Staphylococcus aureus

(i) One of the commoner causes of opportunistic infections in the hospital and community; including pneumonia, osteomyelitis, septic arthritis, bacteremia, endocarditis, abscesses/boils and other skin infections

(ii) Food poisoning. The food becomes contaminated with the organism from human contact, grows and produces enterotoxin. The organism does not "infect" on ingestion of food. Thus, onset and recovery both occur within a few hours. Vomiting, nausea, diarrhea and abdominal pain are seen.

(iii) Healthy people: boils.

(iv) Toxic shock syndrome particularly after tampon use; includes fever, rash, desquamation, vomiting, diarrhea; toxic shock toxin involved. The organism does not disseminate. However, the toxin does and is responsible for the clinical features.

(v) Exfoliative toxin causes scalded skin syndrome in babies.

Identification

beta-hemolytic on sheep blood agar
Mannitol fermentation
Golden pigmented (aureus)- often
Coagulase-positive

In reference laboratories phage-typing is used.

As noted above, S. aureus causes a number of different disease entities associated with production of certain exotoxins. In addition to these "disease-specific" exotoxins, other cell lytic exotoxins (alpha, beta [sphingomyelinase C], gamma and delta toxins and leucocidins) may be produced. Also some tissue-degrading enzymes may be involved in spreading (e.g. lipase and hyaluronidase).

Free protein A binds to immunoglobulin and complement, blocking Fc and complement receptors and is thus anti-phagocytic.

Staphylococcus epidermidis

Staphylococcus epidermidis is a less common cause of opportunistic infections than S. aureus, but is still significant. It is a mediator of nosocomial infections (e.g. catheters, shunts, surgery [e.g. heart valves]). It is a major component of the skin flora and thus commonly a contaminant of cultures.

Identification

Non-hemolytic on growth on sheep blood agar
Does not ferment mannitol (figure 9)
Non-pigmented
Coagulase-negative.


Staphylococcus saprophyticus

This organism is a significant cause of urinary tract infections.
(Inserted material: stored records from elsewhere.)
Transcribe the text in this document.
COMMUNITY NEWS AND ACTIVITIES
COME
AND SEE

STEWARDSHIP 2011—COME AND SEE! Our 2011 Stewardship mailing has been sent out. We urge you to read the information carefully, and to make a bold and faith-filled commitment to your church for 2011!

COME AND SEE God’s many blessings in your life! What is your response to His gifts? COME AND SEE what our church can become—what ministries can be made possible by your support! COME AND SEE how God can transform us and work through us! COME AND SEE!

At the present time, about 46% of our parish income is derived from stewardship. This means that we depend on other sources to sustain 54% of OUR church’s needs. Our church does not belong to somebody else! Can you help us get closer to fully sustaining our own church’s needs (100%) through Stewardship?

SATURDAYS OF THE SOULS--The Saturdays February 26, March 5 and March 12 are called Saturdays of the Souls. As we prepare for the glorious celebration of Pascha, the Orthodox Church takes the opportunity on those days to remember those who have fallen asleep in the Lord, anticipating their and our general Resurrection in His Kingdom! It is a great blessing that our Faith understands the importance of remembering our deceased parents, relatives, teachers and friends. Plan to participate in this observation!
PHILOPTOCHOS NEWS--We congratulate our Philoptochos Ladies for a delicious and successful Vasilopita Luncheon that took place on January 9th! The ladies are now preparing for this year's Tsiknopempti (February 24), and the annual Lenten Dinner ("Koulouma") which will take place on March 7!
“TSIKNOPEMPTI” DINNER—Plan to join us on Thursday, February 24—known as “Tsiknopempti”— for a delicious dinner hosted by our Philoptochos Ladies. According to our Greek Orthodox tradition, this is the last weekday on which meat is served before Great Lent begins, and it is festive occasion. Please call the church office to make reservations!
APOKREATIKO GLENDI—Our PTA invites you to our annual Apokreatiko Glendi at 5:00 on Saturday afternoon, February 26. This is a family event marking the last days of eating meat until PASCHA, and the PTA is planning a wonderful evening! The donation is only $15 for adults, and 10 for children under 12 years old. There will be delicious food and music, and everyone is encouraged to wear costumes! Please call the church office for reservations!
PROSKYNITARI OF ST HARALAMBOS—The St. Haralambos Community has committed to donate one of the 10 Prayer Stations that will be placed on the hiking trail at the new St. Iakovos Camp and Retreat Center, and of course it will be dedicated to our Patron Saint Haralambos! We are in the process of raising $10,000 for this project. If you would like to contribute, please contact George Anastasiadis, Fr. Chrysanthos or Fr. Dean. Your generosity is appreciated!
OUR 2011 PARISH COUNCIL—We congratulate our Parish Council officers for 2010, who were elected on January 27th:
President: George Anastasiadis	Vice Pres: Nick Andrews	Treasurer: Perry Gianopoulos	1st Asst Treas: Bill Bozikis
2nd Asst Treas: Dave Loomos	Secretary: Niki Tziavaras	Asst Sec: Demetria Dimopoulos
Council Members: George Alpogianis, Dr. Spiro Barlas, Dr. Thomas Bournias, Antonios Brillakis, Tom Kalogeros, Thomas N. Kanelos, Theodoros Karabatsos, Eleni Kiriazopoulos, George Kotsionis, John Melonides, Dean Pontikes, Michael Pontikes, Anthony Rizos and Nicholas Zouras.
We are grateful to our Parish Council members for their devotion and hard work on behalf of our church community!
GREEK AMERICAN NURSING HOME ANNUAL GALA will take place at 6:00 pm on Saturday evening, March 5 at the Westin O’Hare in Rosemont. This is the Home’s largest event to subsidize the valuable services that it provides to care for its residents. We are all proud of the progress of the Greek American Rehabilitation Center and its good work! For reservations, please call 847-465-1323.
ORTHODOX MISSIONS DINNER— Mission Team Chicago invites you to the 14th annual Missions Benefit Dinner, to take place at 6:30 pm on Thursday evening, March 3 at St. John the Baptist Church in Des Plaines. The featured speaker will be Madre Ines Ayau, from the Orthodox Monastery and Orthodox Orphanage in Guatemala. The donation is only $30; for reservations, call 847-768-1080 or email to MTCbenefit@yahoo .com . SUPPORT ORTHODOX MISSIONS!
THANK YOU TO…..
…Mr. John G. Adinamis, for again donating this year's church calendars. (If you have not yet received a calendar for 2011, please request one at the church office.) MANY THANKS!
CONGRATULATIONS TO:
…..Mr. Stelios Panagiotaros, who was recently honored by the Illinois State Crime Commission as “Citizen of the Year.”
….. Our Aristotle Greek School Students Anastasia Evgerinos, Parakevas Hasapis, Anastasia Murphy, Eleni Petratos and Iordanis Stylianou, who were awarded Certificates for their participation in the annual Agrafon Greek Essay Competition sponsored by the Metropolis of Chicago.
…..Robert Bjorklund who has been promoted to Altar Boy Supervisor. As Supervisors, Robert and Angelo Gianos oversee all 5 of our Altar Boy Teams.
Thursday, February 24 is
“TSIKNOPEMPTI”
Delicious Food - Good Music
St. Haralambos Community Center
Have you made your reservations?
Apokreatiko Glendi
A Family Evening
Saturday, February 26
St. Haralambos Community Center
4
It is also coagulase-negative and is not usually differentiated from S. epidermidis clinically.

Antibiotic therapy

Staphylococci (including both coagulase positive and coagulase negative organisms) can produce a phage-coded penicillinase that degrades beta lactam antibiotics. Some strains also have modified penicillin binding proteins. Thus beta lactam antibiotics (including methicillin) are often ineffective. Vancomycin is thus the drug of choice.